Existem menos diferenças na duração das licenças. Não importa qual região do país você olhe, as diferenças que podem existir entre elas são mínimas. Todos os pais gozam, em média, de quase 16 semanas que lhes são concedidas por lei, com diferenças mínimas entre comunidades, que normalmente não duram nem uma semana. A foto pode voltar a variar entre sectores: se nas indústrias extractivas as licenças costumam durar, em média, 14,01 semanas, na saúde e nos serviços sociais o número já dispara para 15,68 e nas actividades territoriais é de 16.

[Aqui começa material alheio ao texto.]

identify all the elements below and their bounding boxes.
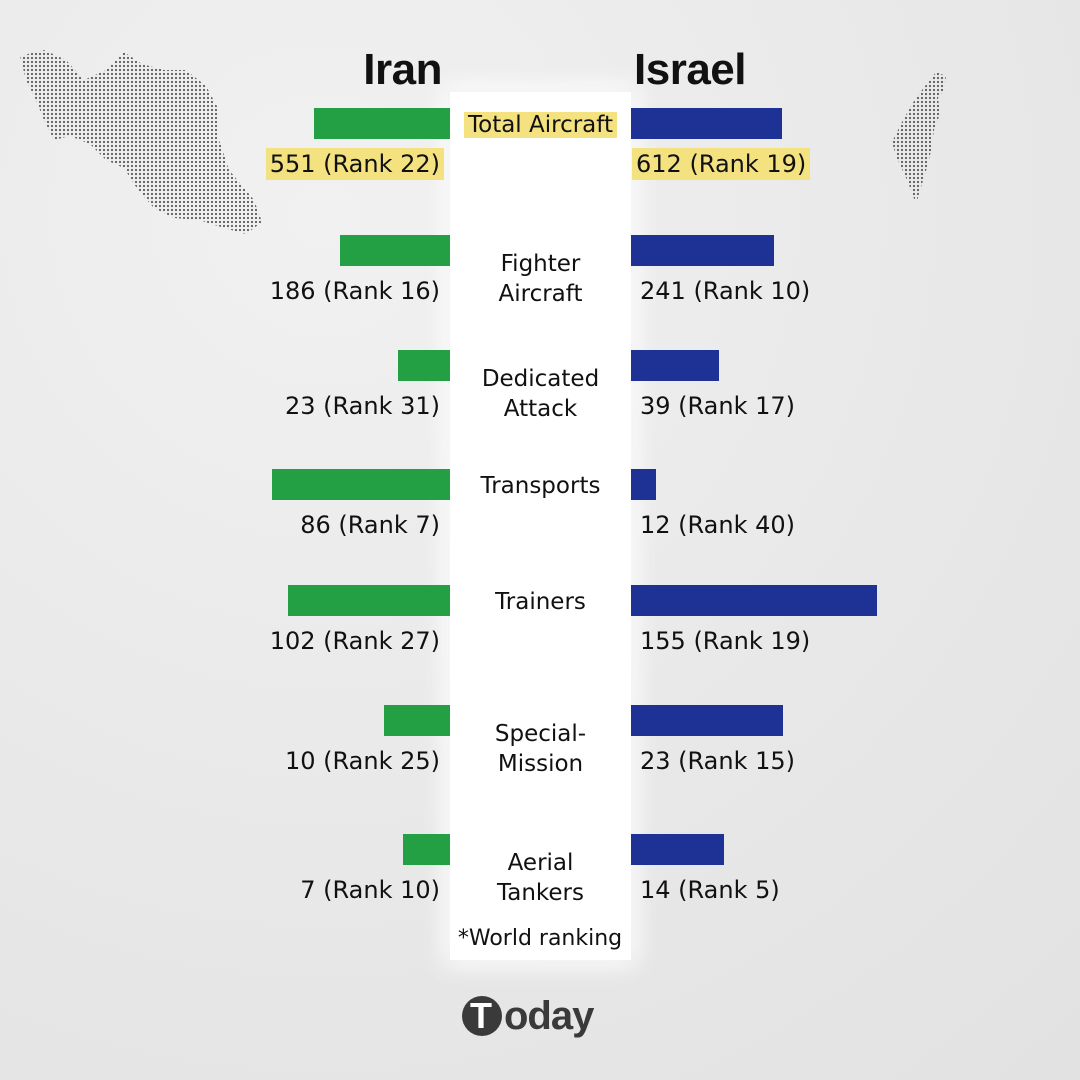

Intransferível e bem pago. E assim é, esclarece a própria ESADE, por um conjunto de circunstâncias, perfeitamente identificadas. “O facto de em Espanha os pais usufruirem em média de quase todas as semanas disponíveis deve-se à combinação de três factores: o facto de não serem transferíveis para o outro progenitor; a generosidade da sua remuneração (100% do salário); e a obrigatoriedade das primeiras seis semanas após o nascimento do menor”, inclui a análise depois de lembrar que o aproveitamento de todas as semanas de licença de paternidade “não é necessariamente a norma” nos países vizinhos.